Parle-nous un peu de ton parcours ?
C’est un chemin parallèle et sinueux. Mon problème c’est que j’ai toujours aimé différents domaines. J’ai commencé par les Lettres, mais je n’étais pas très satisfaite car j’aimais aussi beaucoup les langues et la philosophie. J’ai pensé à faire du droit aussi… Et puis j’aimais beaucoup dessiner. A l’époque mon père m’a laissé prendre des cours de mode le soir au IADE (Institut des Arts Visuels, Design et Marketing de Lisbonne). C’est là que j’ai commencé à photographier dans le domaine de la mode. Après avoir fini mon cursus de mode, je suis entrée aux Beaux Arts. Ma formation est de design graphique, j’ai un diplôme de mode et j’ai cette partie Lettres à travers une année faite en communication sociale. J’ai fini par joindre deux domaines, car j’aimais le journalisme : raconter les choses, ce qui se passe et les voir. J’aime l’idée de voir et de pouvoir raconter ce qu’il y a autour de soit et dans le fond c’est ce que je fais avec la photographie.
Et comment la musique est entrée dans ce parcours ?

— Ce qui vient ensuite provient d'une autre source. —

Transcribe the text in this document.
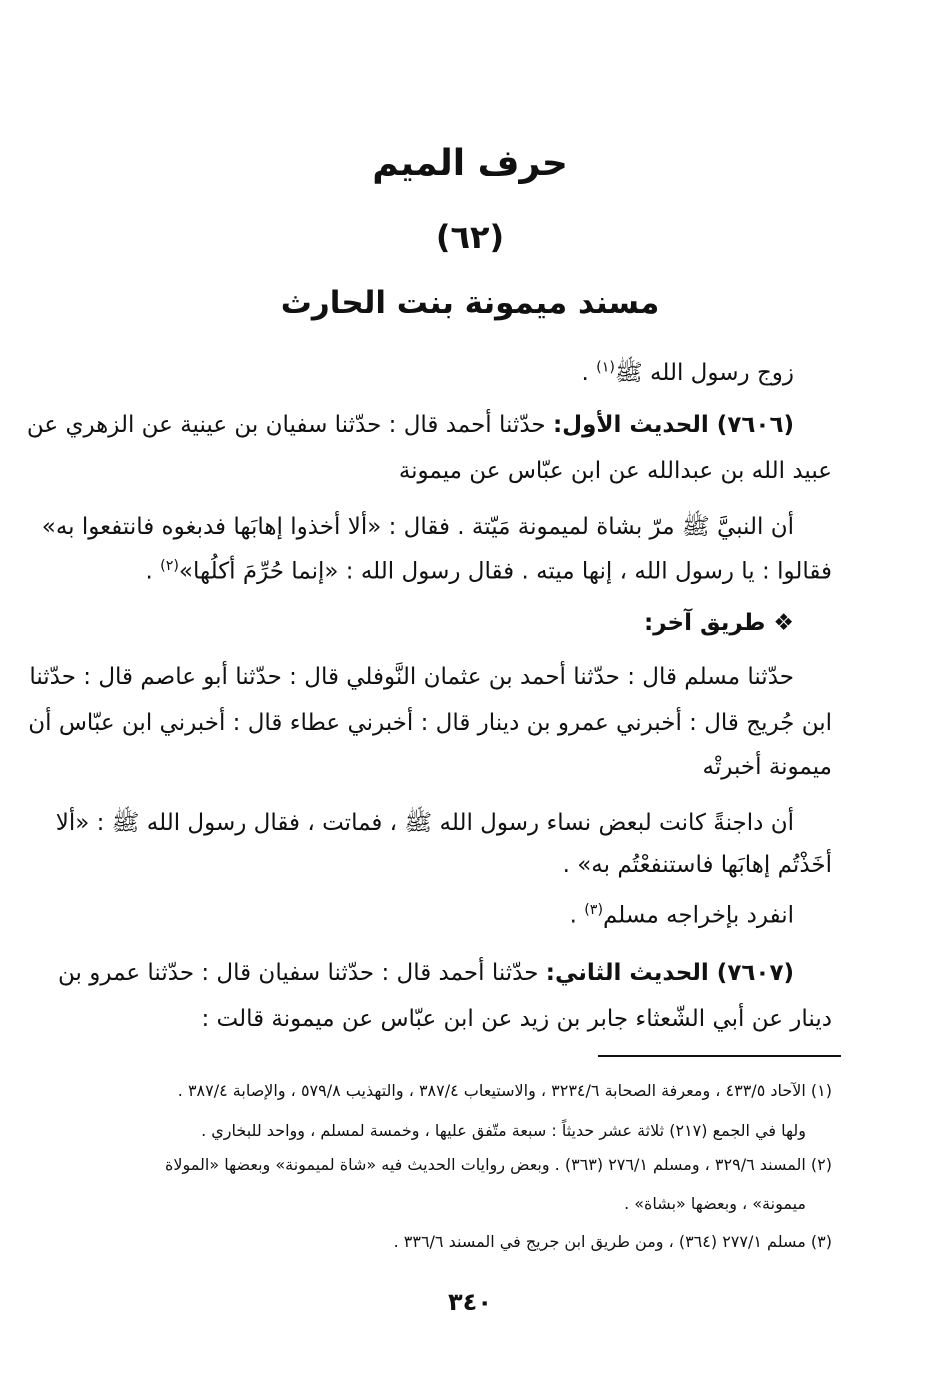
حرف الميم
(٦٢)
مسند ميمونة بنت الحارث
زوج رسول الله ﷺ$^{(١)}$ .
(٧٦٠٦) الحديث الأول: حدّثنا أحمد قال : حدّثنا سفيان بن عينية عن الزهري عن
عبيد الله بن عبدالله عن ابن عبّاس عن ميمونة
أن النبيَّ ﷺ مرّ بشاة لميمونة مَيّتة . فقال : «ألا أخذوا إهابَها فدبغوه فانتفعوا به»
فقالوا : يا رسول الله ، إنها ميته . فقال رسول الله : «إنما حُرِّمَ أكلُها»$^{(٢)}$ .
❖ طريق آخر:
حدّثنا مسلم قال : حدّثنا أحمد بن عثمان النَّوفلي قال : حدّثنا أبو عاصم قال : حدّثنا
ابن جُريج قال : أخبرني عمرو بن دينار قال : أخبرني عطاء قال : أخبرني ابن عبّاس أن
ميمونة أخبرتْه
أن داجنةً كانت لبعض نساء رسول الله ﷺ ، فماتت ، فقال رسول الله ﷺ : «ألا
أخَذْتُم إهابَها فاستنفعْتُم به» .
انفرد بإخراجه مسلم$^{(٣)}$ .
(٧٦٠٧) الحديث الثاني: حدّثنا أحمد قال : حدّثنا سفيان قال : حدّثنا عمرو بن
دينار عن أبي الشّعثاء جابر بن زيد عن ابن عبّاس عن ميمونة قالت :
(١) الآحاد ٤٣٣/٥ ، ومعرفة الصحابة ٣٢٣٤/٦ ، والاستيعاب ٣٨٧/٤ ، والتهذيب ٥٧٩/٨ ، والإصابة ٣٨٧/٤ .
ولها في الجمع (٢١٧) ثلاثة عشر حديثاً : سبعة متّفق عليها ، وخمسة لمسلم ، وواحد للبخاري .
(٢) المسند ٣٢٩/٦ ، ومسلم ٢٧٦/١ (٣٦٣) . وبعض روايات الحديث فيه «شاة لميمونة» وبعضها «المولاة
ميمونة» ، وبعضها «بشاة» .
(٣) مسلم ٢٧٧/١ (٣٦٤) ، ومن طريق ابن جريج في المسند ٣٣٦/٦ .
٣٤٠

Elle est entrée par pur hasard. J’étais au IADE. Je prenais des photos de mode. J’ai fait une exposition dans l’ancienne FIL comme finaliste du IADE. Il y a quelques années le journal Blitz faisait des productions de mode mais toujours avec des personnes qui n’étaient pas des mannequins. Et Cristina Brites qui travaillait au Blitz dans la partie mode a vu mon exposition et a aimé. Ils m’ont invité à l’époque pour faire uniquement le défilé de mes collègues. J’ai fait par la suite quelques autres sessions avec eux et j’ai fini par rentrer dans l’équipe des collaborateurs, en 1992.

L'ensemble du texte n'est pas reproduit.